Track #9: Pose Estimation
Track #10: Skeleton-based Action Recognition
Track #11: Attribute Recognition
Track #12: Person Reidentification

Participants are required to register their interest to participate in the Challenge.

The Grand Challenge is open to individuals from institutions of higher education, research institutes, enterprises, or other organizations.

  • Each team can consist of a maximum of 6 members. The team can comprise individuals from different institutions or organizations.
  • Participants can also participate as individuals.
  • Participants will take on any one of the tracks or more than one track in the Challenge Tracks.
  • All participants who successfully complete the Challenge by the Challenge deadline and adhere to the Submission Guidelines will receive a Certificate of Participation.
  • The top three teams of each track are required to submit a paper and present at the MMVRAC workshop (oral or poster session).
    • They will be notified by the Organizers and are required to submit their paper for review by 06 April 2024.
    • They will need to submit their camera-ready paper, register for the conference by 01 May 2024, and present at the conference; otherwise they their paper will not be included in IEEE Xplore.
    • A Grand Challenge paper is covered by a full-conference registration only.
    • They will receive the Winners' Certificate and their work (link to their training data, code, and model repositories) will be featured on this website.

Evaluation Metric and Judging Criteria

The evaluation metric of each task follows the metric indicated in the original paper.
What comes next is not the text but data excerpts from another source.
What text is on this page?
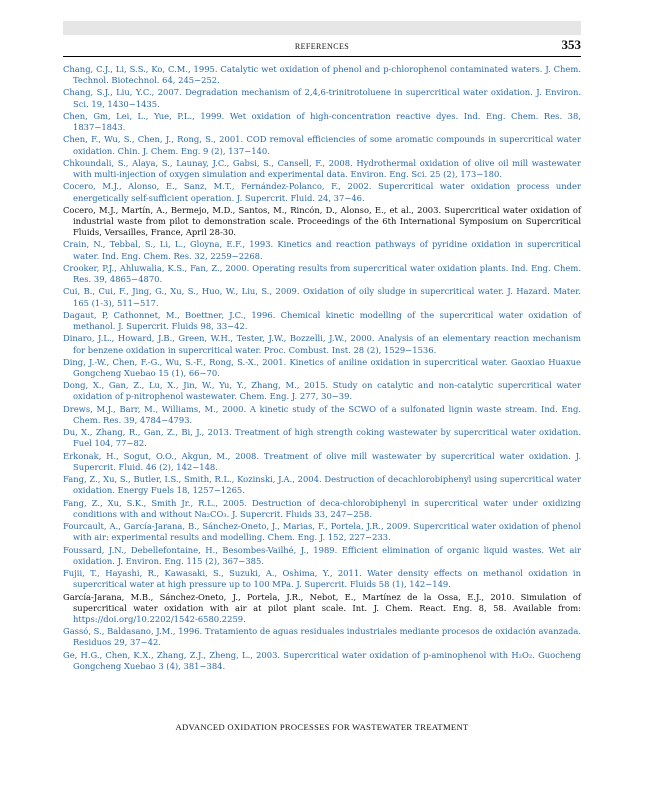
REFERENCES	353
Chang, C.J., Li, S.S., Ko, C.M., 1995. Catalytic wet oxidation of phenol and p-chlorophenol contaminated waters. J. Chem. Technol. Biotechnol. 64, 245−252.
Chang, S.J., Liu, Y.C., 2007. Degradation mechanism of 2,4,6-trinitrotoluene in supercritical water oxidation. J. Environ. Sci. 19, 1430−1435.
Chen, Gm, Lei, L., Yue, P.L., 1999. Wet oxidation of high-concentration reactive dyes. Ind. Eng. Chem. Res. 38, 1837−1843.
Chen, F., Wu, S., Chen, J., Rong, S., 2001. COD removal efficiencies of some aromatic compounds in supercritical water oxidation. Chin. J. Chem. Eng. 9 (2), 137−140.
Chkoundali, S., Alaya, S., Launay, J.C., Gabsi, S., Cansell, F., 2008. Hydrothermal oxidation of olive oil mill wastewater with multi-injection of oxygen simulation and experimental data. Environ. Eng. Sci. 25 (2), 173−180.
Cocero, M.J., Alonso, E., Sanz, M.T., Fernández-Polanco, F., 2002. Supercritical water oxidation process under energetically self-sufficient operation. J. Supercrit. Fluid. 24, 37−46.
Cocero, M.J., Martín, A., Bermejo, M.D., Santos, M., Rincón, D., Alonso, E., et al., 2003. Supercritical water oxidation of industrial waste from pilot to demonstration scale. Proceedings of the 6th International Symposium on Supercritical Fluids, Versailles, France, April 28-30.
Crain, N., Tebbal, S., Li, L., Gloyna, E.F., 1993. Kinetics and reaction pathways of pyridine oxidation in supercritical water. Ind. Eng. Chem. Res. 32, 2259−2268.
Crooker, P.J., Ahluwalia, K.S., Fan, Z., 2000. Operating results from supercritical water oxidation plants. Ind. Eng. Chem. Res. 39, 4865−4870.
Cui, B., Cui, F., Jing, G., Xu, S., Huo, W., Liu, S., 2009. Oxidation of oily sludge in supercritical water. J. Hazard. Mater. 165 (1-3), 511−517.
Dagaut, P, Cathonnet, M., Boettner, J.C., 1996. Chemical kinetic modelling of the supercritical water oxidation of methanol. J. Supercrit. Fluids 98, 33−42.
Dinaro, J.L., Howard, J.B., Green, W.H., Tester, J.W., Bozzelli, J.W., 2000. Analysis of an elementary reaction mechanism for benzene oxidation in supercritical water. Proc. Combust. Inst. 28 (2), 1529−1536.
Ding, J.-W., Chen, F.-G., Wu, S.-F., Rong, S.-X., 2001. Kinetics of aniline oxidation in supercritical water. Gaoxiao Huaxue Gongcheng Xuebao 15 (1), 66−70.
Dong, X., Gan, Z., Lu, X., Jin, W., Yu, Y., Zhang, M., 2015. Study on catalytic and non-catalytic supercritical water oxidation of p-nitrophenol wastewater. Chem. Eng. J. 277, 30−39.
Drews, M.J., Barr, M., Williams, M., 2000. A kinetic study of the SCWO of a sulfonated lignin waste stream. Ind. Eng. Chem. Res. 39, 4784−4793.
Du, X., Zhang, R., Gan, Z., Bi, J., 2013. Treatment of high strength coking wastewater by supercritical water oxidation. Fuel 104, 77−82.
Erkonak, H., Sogut, O.O., Akgun, M., 2008. Treatment of olive mill wastewater by supercritical water oxidation. J. Supercrit. Fluid. 46 (2), 142−148.
Fang, Z., Xu, S., Butler, I.S., Smith, R.L., Kozinski, J.A., 2004. Destruction of decachlorobiphenyl using supercritical water oxidation. Energy Fuels 18, 1257−1265.
Fang, Z., Xu, S.K., Smith Jr., R.L., 2005. Destruction of deca-chlorobiphenyl in supercritical water under oxidizing conditions with and without Na₂CO₃. J. Supercrit. Fluids 33, 247−258.
Fourcault, A., García-Jarana, B., Sánchez-Oneto, J., Marias, F., Portela, J.R., 2009. Supercritical water oxidation of phenol with air: experimental results and modelling. Chem. Eng. J. 152, 227−233.
Foussard, J.N., Debellefontaine, H., Besombes-Vailhé, J., 1989. Efficient elimination of organic liquid wastes. Wet air oxidation. J. Environ. Eng. 115 (2), 367−385.
Fujii, T., Hayashi, R., Kawasaki, S., Suzuki, A., Oshima, Y., 2011. Water density effects on methanol oxidation in supercritical water at high pressure up to 100 MPa. J. Supercrit. Fluids 58 (1), 142−149.
García-Jarana, M.B., Sánchez-Oneto, J., Portela, J.R., Nebot, E., Martínez de la Ossa, E.J., 2010. Simulation of supercritical water oxidation with air at pilot plant scale. Int. J. Chem. React. Eng. 8, 58. Available from: https://doi.org/10.2202/1542-6580.2259.
Gassó, S., Baldasano, J.M., 1996. Tratamiento de aguas residuales industriales mediante procesos de oxidación avanzada. Residuos 29, 37−42.
Ge, H.G., Chen, K.X., Zhang, Z.J., Zheng, L., 2003. Supercritical water oxidation of p-aminophenol with H₂O₂. Guocheng Gongcheng Xuebao 3 (4), 381−384.
ADVANCED OXIDATION PROCESSES FOR WASTEWATER TREATMENT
  • In cases of task whereby there are sub-tasks, the sub-task is specified in the Challenge track.
  • In cases whereby there are a few evaluation metrics for the task, the combination of all metrics will be taken into consideration to evaluate the robustness of the model.
  • In cases whereby there are multiple submissions for the same task, only the last submission will be considered.
  • In the event of same results for the same task, the team with the earlier upload date and time will be considered as the winner.

31 Mar 2024
UTC 23:59:00

Deadline for Challenge submission and submit your codes here

07 April 2024
UTC 23:59:00

Deadline for submitting invited papers

11 April 2024
UTC 23:59:00

Notification of paper acceptance

01 May 2024
Deadline for camera-ready submission of accepted paper

01 May 2024
Author Full Conference Registration